Linagliptin, which is marketed as TRADJENTA
® (linagliptin) tablets in the U.S., is a once-daily 5-mg tablet used along with diet and exercise to improve glycemic control in adults with T2D. TRADJENTA should not be used in patients with type 1 diabetes or for the treatment of diabetic ketoacidosis (increased ketones in the blood or urine). TRADJENTA has not been studied in patients with a history of pancreatitis and it is unknown whether patients with a history of pancreatitis are at an increased risk for the development of pancreatitis while using TRADJENTA.
"Elderly individuals represent approximately 15 percent of people with type 2 diabetes worldwide,
2" said Professor
Anthony H. Barnett, MD, FRCP, Heart of England NHS Foundation Trust and University of
Birmingham, United Kingdom. "This study may help inform treatment decisions for improving glycemic control in the elderly."

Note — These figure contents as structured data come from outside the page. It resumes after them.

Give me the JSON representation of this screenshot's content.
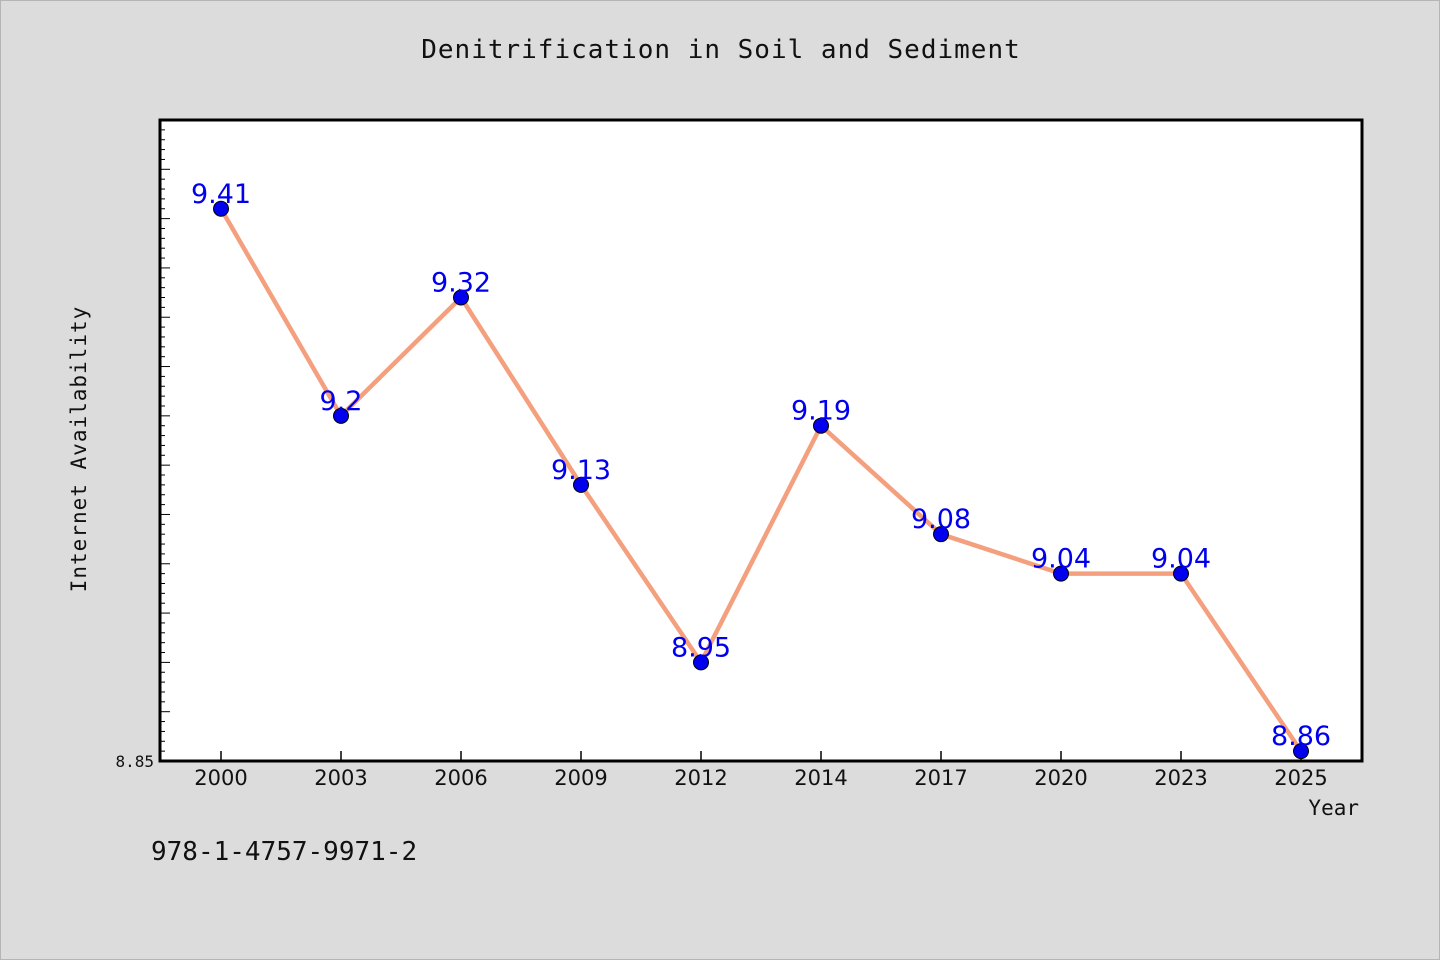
{
  "chart_data": {
    "type": "line",
    "title": "Denitrification in Soil and Sediment",
    "xlabel": "Year",
    "ylabel": "Internet Availability",
    "categories": [
      "2000",
      "2003",
      "2006",
      "2009",
      "2012",
      "2014",
      "2017",
      "2020",
      "2023",
      "2025"
    ],
    "series": [
      {
        "values": [
          9.41,
          9.2,
          9.32,
          9.13,
          8.95,
          9.19,
          9.08,
          9.04,
          9.04,
          8.86
        ]
      }
    ],
    "data_labels": [
      "9.41",
      "9.2",
      "9.32",
      "9.13",
      "8.95",
      "9.19",
      "9.08",
      "9.04",
      "9.04",
      "8.86"
    ],
    "ylim": [
      8.85,
      9.5
    ],
    "y_tick_label": "8.85",
    "grid": false,
    "legend": "none",
    "line_color": "#f4a07e",
    "marker_color": "#0000ee",
    "label_color": "#0000ee"
  },
  "footer": {
    "code": "978-1-4757-9971-2"
  }
}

The publication reports on a 24-week, double-blind, parallel-group, multinational, phase III study in 241 elderly people (=70 years; mean age, 74.9 years) with T2D randomized to receive linagliptin 5 mg (n=162) or placebo (n=79), in addition to existing glucose-lowering drugs (i.e. metformin and/or sulfonylurea and/or basal insulin). The primary endpoint was change in HbA1c from baseline (7.8 percent for linagliptin versus 7.7 percent for placebo) to week 24. Key results from the study showed that the mean change from baseline in HbA1c with linagliptin was -0.64 percent (p<0.0001) after 24 weeks, which showed superiority versus placebo, adjusted for a mean 0.04 percent HbA1C increase for placebo . In addition, analysis of a secondary endpoint showed that the placebo-adjusted mean reduction in fasting plasma glucose from baseline with linagliptin was -20.7 mg/dL (-1.15 mmol/L; p<0.0001).